For UK crypto users and businesses, the key distinction is that CARF focuses on tax transparency and data sharing, while the FCA’s work addresses how crypto markets operate and how consumers are protected within them.

Challenges and Criticisms

While HMRC says the new reporting framework is about enforcing existing tax law, the changes have prompted some concerns from parts of the crypto industry and from privacy advocates.

For example, one criticism centres on data protection and security. The rules require cryptoasset service providers to collect and store sensitive personal and tax information, sometimes across multiple jurisdictions. Critics argue this increases the risk of data breaches, particularly where smaller or overseas platforms may not have the same security standards as large UK financial institutions.

There are also questions about proportionality.

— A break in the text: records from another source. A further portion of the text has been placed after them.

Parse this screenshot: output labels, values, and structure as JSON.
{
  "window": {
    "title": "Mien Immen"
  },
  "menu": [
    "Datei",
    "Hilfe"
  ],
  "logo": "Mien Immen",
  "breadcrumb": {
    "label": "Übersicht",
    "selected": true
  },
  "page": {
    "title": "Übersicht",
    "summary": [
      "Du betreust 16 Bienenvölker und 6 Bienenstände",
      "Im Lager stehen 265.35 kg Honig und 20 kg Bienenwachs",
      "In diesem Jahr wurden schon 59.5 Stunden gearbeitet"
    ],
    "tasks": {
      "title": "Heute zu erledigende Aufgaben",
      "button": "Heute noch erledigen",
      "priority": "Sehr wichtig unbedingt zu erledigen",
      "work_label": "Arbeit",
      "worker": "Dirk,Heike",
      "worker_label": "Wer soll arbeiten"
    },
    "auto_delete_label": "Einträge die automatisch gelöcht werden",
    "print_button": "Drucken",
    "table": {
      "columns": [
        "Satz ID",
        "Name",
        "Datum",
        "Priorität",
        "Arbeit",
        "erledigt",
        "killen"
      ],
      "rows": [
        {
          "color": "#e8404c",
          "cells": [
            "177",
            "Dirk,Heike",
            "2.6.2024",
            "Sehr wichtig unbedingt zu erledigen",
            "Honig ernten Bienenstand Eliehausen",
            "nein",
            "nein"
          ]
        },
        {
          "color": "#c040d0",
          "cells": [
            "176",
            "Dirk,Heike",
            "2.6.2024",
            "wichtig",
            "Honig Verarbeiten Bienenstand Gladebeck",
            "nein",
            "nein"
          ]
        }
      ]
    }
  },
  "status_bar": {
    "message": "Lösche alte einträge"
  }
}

For example, some industry voices argue the rules apply broadly to all users, including those with relatively small holdings or minimal trading activity, potentially increasing compliance friction for people who do not owe any tax. The requirement to provide tax identifiers to every platform used, even where no taxable gain has been realised, has been cited as a source of unnecessary complexity.

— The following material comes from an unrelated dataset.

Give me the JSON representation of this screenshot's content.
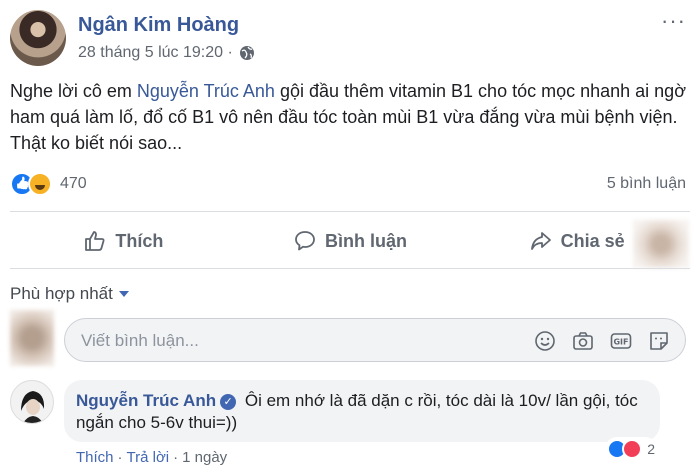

From a business perspective, crypto platforms face operational and cost pressures. Although many already collect customer information for anti-money laundering purposes, aligning systems with CARF reporting standards adds technical and administrative overhead, particularly for firms operating across multiple countries with different implementation timelines.

Others point out that CARF does not fully address decentralised finance. Transactions carried out directly on decentralised protocols, without an intermediary acting as a service provider, may remain harder for tax authorities to observe, raising questions about how evenly the rules will apply across the crypto ecosystem.

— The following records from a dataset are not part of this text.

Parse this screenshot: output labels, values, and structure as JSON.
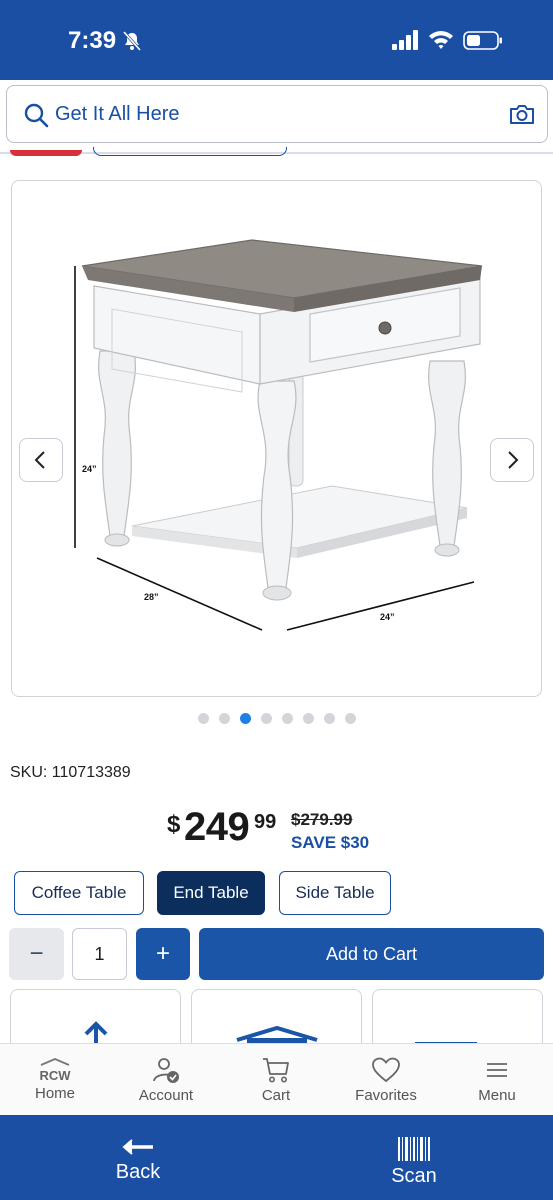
{
  "status_bar": {
    "time": "7:39"
  },
  "search": {
    "placeholder": "Get It All Here"
  },
  "product": {
    "sku_label": "SKU: 110713389",
    "dimensions": {
      "height": "24”",
      "depth": "28”",
      "width": "24”"
    },
    "carousel": {
      "total": 8,
      "active_index": 2
    },
    "price": {
      "currency": "$",
      "whole": "249",
      "cents": "99",
      "was": "$279.99",
      "save": "SAVE $30"
    }
  },
  "variants": [
    {
      "label": "Coffee Table",
      "selected": false
    },
    {
      "label": "End Table",
      "selected": true
    },
    {
      "label": "Side Table",
      "selected": false
    }
  ],
  "quantity": {
    "minus_label": "−",
    "value": "1",
    "plus_label": "+",
    "add_to_cart": "Add to Cart"
  },
  "app_nav": {
    "home_logo": "RCW",
    "items": [
      {
        "label": "Home",
        "icon": "home-icon"
      },
      {
        "label": "Account",
        "icon": "account-icon"
      },
      {
        "label": "Cart",
        "icon": "cart-icon"
      },
      {
        "label": "Favorites",
        "icon": "heart-icon"
      },
      {
        "label": "Menu",
        "icon": "menu-icon"
      }
    ]
  },
  "action_bar": {
    "back_label": "Back",
    "scan_label": "Scan"
  },
  "colors": {
    "brand_blue": "#1a4fa3",
    "button_blue": "#1a55a8",
    "selected_variant": "#0b2e5c",
    "active_dot": "#1e80e0"
  }
}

HMRC has acknowledged that regulation cannot eliminate all non-compliance, but maintains that broader data collection and international information sharing will significantly narrow the gaps that have historically made cryptoassets difficult to tax.

What Does This Mean For Your Business?

The new reporting rules mark a clear change in how crypto activity is treated by the UK tax system, moving it closer to the level of visibility long associated with traditional financial accounts. For individual users, the message is pretty straightforward. Crypto transactions are no longer operating in a grey area, and HMRC now expects crypto activity to be linked clearly and consistently to a person’s tax record, regardless of where the platform they use is based.

For UK businesses operating in the crypto sector, the changes reinforce the idea that compliance and data governance are now central operational requirements rather than secondary considerations. Firms offering exchange, wallet, or portfolio services are being drawn more firmly into the UK’s tax reporting infrastructure, with real implications for system design, data accuracy, and cross-border coordination. Even businesses that already meet anti-money laundering standards may need to rethink how customer data is structured, verified, and reported over time.

More broadly, the rules reflect a wider change in how governments, regulators, and tax authorities view cryptoassets. For example, what was once treated as a niche or experimental asset class is now being integrated into mainstream regulatory frameworks, with greater expectations placed on platforms, investors, and advisers alike. While concerns remain around privacy, proportionality, and coverage of decentralised activity, HMRC’s position is clear that increased transparency is necessary to close long-standing enforcement gaps.

As CARF data sharing begins to scale internationally from 2027, the practical impact of these rules is likely to become more visible across markets. For users, businesses, and regulators, things are clearly moving towards a tighter alignment between crypto activity and existing tax and compliance systems, with fewer opportunities for crypto to sit outside the scope of routine financial oversight.